I am always on the lookout for discussions of a novel technology’s risk profile. So I was quite happy when I recently came across a series of two articles published in Popular Mechanics back in July and August 1911, titled “The Fatalities of Flight.”
These articles argued that “much of the responsibility for aeroplane fatalities is misplaced.” The first three paragraphs of the July 1911 piece convey the flavor of the series:
Of technical matters with which he has only the slightest acquaintance the man in the street inevitably takes a most superficial view. In nothing is this better illustrated than in the popular attitude toward the fatalities of aeronautics.
At the outset came the thrills inspired by man’s first real conquest of the air–by machines capable of real dynamic flight–controlled, fairly stable, and of fast-improving safety. Then promptly followed in the popular imagination and its unfailing mirror, the yellow press, a frenzied exploitation of the horror stories that writers more clever than accurate could spin about the occasional fatalities, which naturally enough have attended the latest development in engineering and transportation. As a matter of course in this sensational exploitation little account has been taken of such ordinary human frailties as recklessness and carelessness—usually considered only in their relations to the commonplace activities and mishaps of life. Instead, every aviation accident has been regarded as a catastrophe utterly avoidable, absolutely inescapable—inherent in the very fact of human flight itself.
As a result many otherwise well-informed persons have come to view aeronautical progress as the development of a most desperate and dangerous folly, and to see in every aviator a money-mad participant in a carnival of death, and in every flying ground a shambles.
In trying to debunk the prevailing perception of airflight as inherently risky, the author notes that “according to the most reliable statistics obtainable” regarding “power-driven aeroplanes,” there have been “no more than forty-seven fatal accidents with such machines.” He also makes a keen observation regarding how people perceive risk:
Men are prone to appraise casualty by its horror rather than by its statistics, and the thought of one individual tumbling from the skies grips harder on the popular imagination than the slaughter of a few scores in a factory fire, or a million deaths from tuberculosis.

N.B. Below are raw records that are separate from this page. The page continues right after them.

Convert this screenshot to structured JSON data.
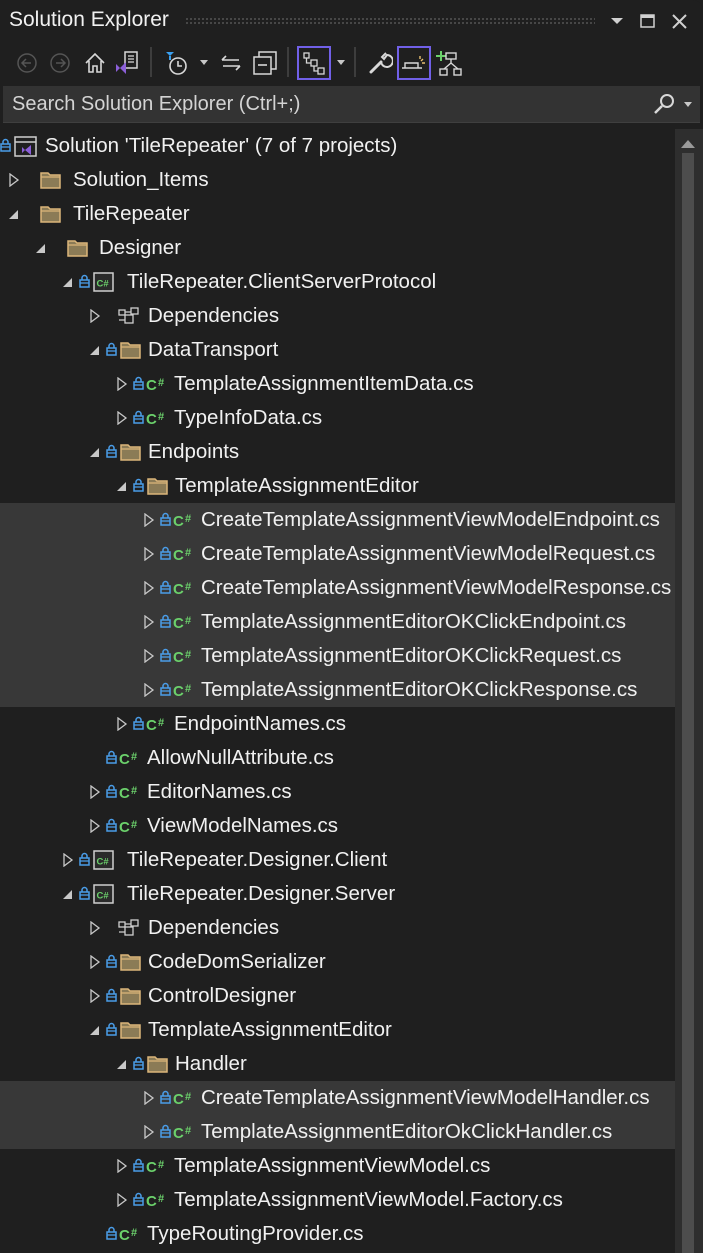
{
  "window": {
    "title": "Solution Explorer",
    "controls": [
      "window-position-dropdown",
      "maximize",
      "close"
    ]
  },
  "toolbar": {
    "buttons": [
      {
        "name": "back",
        "icon": "back-arrow-circle-icon",
        "enabled": false
      },
      {
        "name": "forward",
        "icon": "forward-arrow-circle-icon",
        "enabled": false
      },
      {
        "name": "home",
        "icon": "home-icon"
      },
      {
        "name": "switch-views",
        "icon": "vs-switch-views-icon"
      },
      {
        "name": "pending-changes-filter",
        "icon": "clock-filter-icon",
        "has_dropdown": true
      },
      {
        "name": "sync-with-active-document",
        "icon": "sync-arrows-icon"
      },
      {
        "name": "collapse-all",
        "icon": "collapse-all-icon"
      },
      {
        "name": "show-all-files",
        "icon": "tree-hierarchy-icon",
        "active": true,
        "has_dropdown": true
      },
      {
        "name": "properties",
        "icon": "wrench-icon"
      },
      {
        "name": "preview-selected-items",
        "icon": "preview-icon",
        "active": true
      },
      {
        "name": "add-to-diagram",
        "icon": "class-diagram-add-icon"
      }
    ],
    "accent": "#7160e8"
  },
  "search": {
    "placeholder": "Search Solution Explorer (Ctrl+;)"
  },
  "tree": {
    "rows": [
      {
        "label": "Solution 'TileRepeater' (7 of 7 projects)",
        "type": "solution",
        "level": 0,
        "expander": "none",
        "locked": true,
        "highlighted": false
      },
      {
        "label": "Solution_Items",
        "type": "folder",
        "level": 1,
        "expander": "collapsed",
        "locked": false,
        "highlighted": false
      },
      {
        "label": "TileRepeater",
        "type": "folder",
        "level": 1,
        "expander": "expanded",
        "locked": false,
        "highlighted": false
      },
      {
        "label": "Designer",
        "type": "folder",
        "level": 2,
        "expander": "expanded",
        "locked": false,
        "highlighted": false
      },
      {
        "label": "TileRepeater.ClientServerProtocol",
        "type": "csproj",
        "level": 3,
        "expander": "expanded",
        "locked": true,
        "highlighted": false
      },
      {
        "label": "Dependencies",
        "type": "dependencies",
        "level": 4,
        "expander": "collapsed",
        "locked": false,
        "highlighted": false
      },
      {
        "label": "DataTransport",
        "type": "folder",
        "level": 4,
        "expander": "expanded",
        "locked": true,
        "highlighted": false
      },
      {
        "label": "TemplateAssignmentItemData.cs",
        "type": "csfile",
        "level": 5,
        "expander": "collapsed",
        "locked": true,
        "highlighted": false
      },
      {
        "label": "TypeInfoData.cs",
        "type": "csfile",
        "level": 5,
        "expander": "collapsed",
        "locked": true,
        "highlighted": false
      },
      {
        "label": "Endpoints",
        "type": "folder",
        "level": 4,
        "expander": "expanded",
        "locked": true,
        "highlighted": false
      },
      {
        "label": "TemplateAssignmentEditor",
        "type": "folder",
        "level": 5,
        "expander": "expanded",
        "locked": true,
        "highlighted": false
      },
      {
        "label": "CreateTemplateAssignmentViewModelEndpoint.cs",
        "type": "csfile",
        "level": 6,
        "expander": "collapsed",
        "locked": true,
        "highlighted": true
      },
      {
        "label": "CreateTemplateAssignmentViewModelRequest.cs",
        "type": "csfile",
        "level": 6,
        "expander": "collapsed",
        "locked": true,
        "highlighted": true
      },
      {
        "label": "CreateTemplateAssignmentViewModelResponse.cs",
        "type": "csfile",
        "level": 6,
        "expander": "collapsed",
        "locked": true,
        "highlighted": true
      },
      {
        "label": "TemplateAssignmentEditorOKClickEndpoint.cs",
        "type": "csfile",
        "level": 6,
        "expander": "collapsed",
        "locked": true,
        "highlighted": true
      },
      {
        "label": "TemplateAssignmentEditorOKClickRequest.cs",
        "type": "csfile",
        "level": 6,
        "expander": "collapsed",
        "locked": true,
        "highlighted": true
      },
      {
        "label": "TemplateAssignmentEditorOKClickResponse.cs",
        "type": "csfile",
        "level": 6,
        "expander": "collapsed",
        "locked": true,
        "highlighted": true
      },
      {
        "label": "EndpointNames.cs",
        "type": "csfile",
        "level": 5,
        "expander": "collapsed",
        "locked": true,
        "highlighted": false
      },
      {
        "label": "AllowNullAttribute.cs",
        "type": "csfile",
        "level": 4,
        "expander": "none",
        "locked": true,
        "highlighted": false
      },
      {
        "label": "EditorNames.cs",
        "type": "csfile",
        "level": 4,
        "expander": "collapsed",
        "locked": true,
        "highlighted": false
      },
      {
        "label": "ViewModelNames.cs",
        "type": "csfile",
        "level": 4,
        "expander": "collapsed",
        "locked": true,
        "highlighted": false
      },
      {
        "label": "TileRepeater.Designer.Client",
        "type": "csproj",
        "level": 3,
        "expander": "collapsed",
        "locked": true,
        "highlighted": false
      },
      {
        "label": "TileRepeater.Designer.Server",
        "type": "csproj",
        "level": 3,
        "expander": "expanded",
        "locked": true,
        "highlighted": false
      },
      {
        "label": "Dependencies",
        "type": "dependencies",
        "level": 4,
        "expander": "collapsed",
        "locked": false,
        "highlighted": false
      },
      {
        "label": "CodeDomSerializer",
        "type": "folder",
        "level": 4,
        "expander": "collapsed",
        "locked": true,
        "highlighted": false
      },
      {
        "label": "ControlDesigner",
        "type": "folder",
        "level": 4,
        "expander": "collapsed",
        "locked": true,
        "highlighted": false
      },
      {
        "label": "TemplateAssignmentEditor",
        "type": "folder",
        "level": 4,
        "expander": "expanded",
        "locked": true,
        "highlighted": false
      },
      {
        "label": "Handler",
        "type": "folder",
        "level": 5,
        "expander": "expanded",
        "locked": true,
        "highlighted": false
      },
      {
        "label": "CreateTemplateAssignmentViewModelHandler.cs",
        "type": "csfile",
        "level": 6,
        "expander": "collapsed",
        "locked": true,
        "highlighted": true
      },
      {
        "label": "TemplateAssignmentEditorOkClickHandler.cs",
        "type": "csfile",
        "level": 6,
        "expander": "collapsed",
        "locked": true,
        "highlighted": true
      },
      {
        "label": "TemplateAssignmentViewModel.cs",
        "type": "csfile",
        "level": 5,
        "expander": "collapsed",
        "locked": true,
        "highlighted": false
      },
      {
        "label": "TemplateAssignmentViewModel.Factory.cs",
        "type": "csfile",
        "level": 5,
        "expander": "collapsed",
        "locked": true,
        "highlighted": false
      },
      {
        "label": "TypeRoutingProvider.cs",
        "type": "csfile",
        "level": 4,
        "expander": "none",
        "locked": true,
        "highlighted": false
      }
    ]
  },
  "colors": {
    "background": "#1f1f1f",
    "highlight_row": "#383838",
    "folder": "#dcb67a",
    "folder_fill": "#8b7b56",
    "lock": "#4a9de8",
    "csharp": "#6bd06b",
    "vs_purple": "#8b5fd8"
  }
}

The August 1911 article is equally interesting. Its author’s introduction includes the following passage:
. . .
Aviation, considered as a sport, and wholly disregarding the prospect of its assuming vast industrial importance, is even less dangerous than football. Statistics compiled concerning this game, as played by American college teams, shows that of the membership of some 200 football elevens, totaling some 2,500 players, 60 were killed during 1909 — a mortality considerably higher than the present annual maximum of 37 men killed in aeroplane accidents from May 15, 1910, to May 15, 1911, out of a total of about 2,000 licensed and unlicensed aviators.
. . .
The main text of the article, meanwhile, begins with:
It is most manifest that very nearly all the aeroplane accidents so far have been clearly due to to careless construction or assembling, or flying under bad conditions of wind or locality, to incompetent driving, to distinctly reckless exhibition stunts, or to clumsy experimenting.
The article then presents a table detailing all known aeroplane accidents to date, along with the perceived reasons for each mishap.
Anyway, it’s a very, very intriguing series (with pictures!), at least if you are interested in prevailing perceptions of the risks associated with novel technologies.
Before closing, I should note that the author of the series, Victor Lougheed, wasn’t altogether unbiased in portraying most aeroplane accidents as the product of preventable error. Lougheed was the author of a text, “Vehicles of the Air,” which taught the reader how to “Make [Their] Own Flying Machine.” Per an advertisement for the book in the July 1911 edition of Popular Mechanics, “With the information afforded by this book any one of ordinary mechanical abilities, and with very little money, can build and operate machines of known flying capabilities.”
UPDATE: Popular Mechanics later would print several additional articles that updated the death tolls associated with early aviation. Examples can be seen here (August 1912), here (January 1913; titled “Aviation Now as Safe as Football”), here (February 1914), and here (February 1915).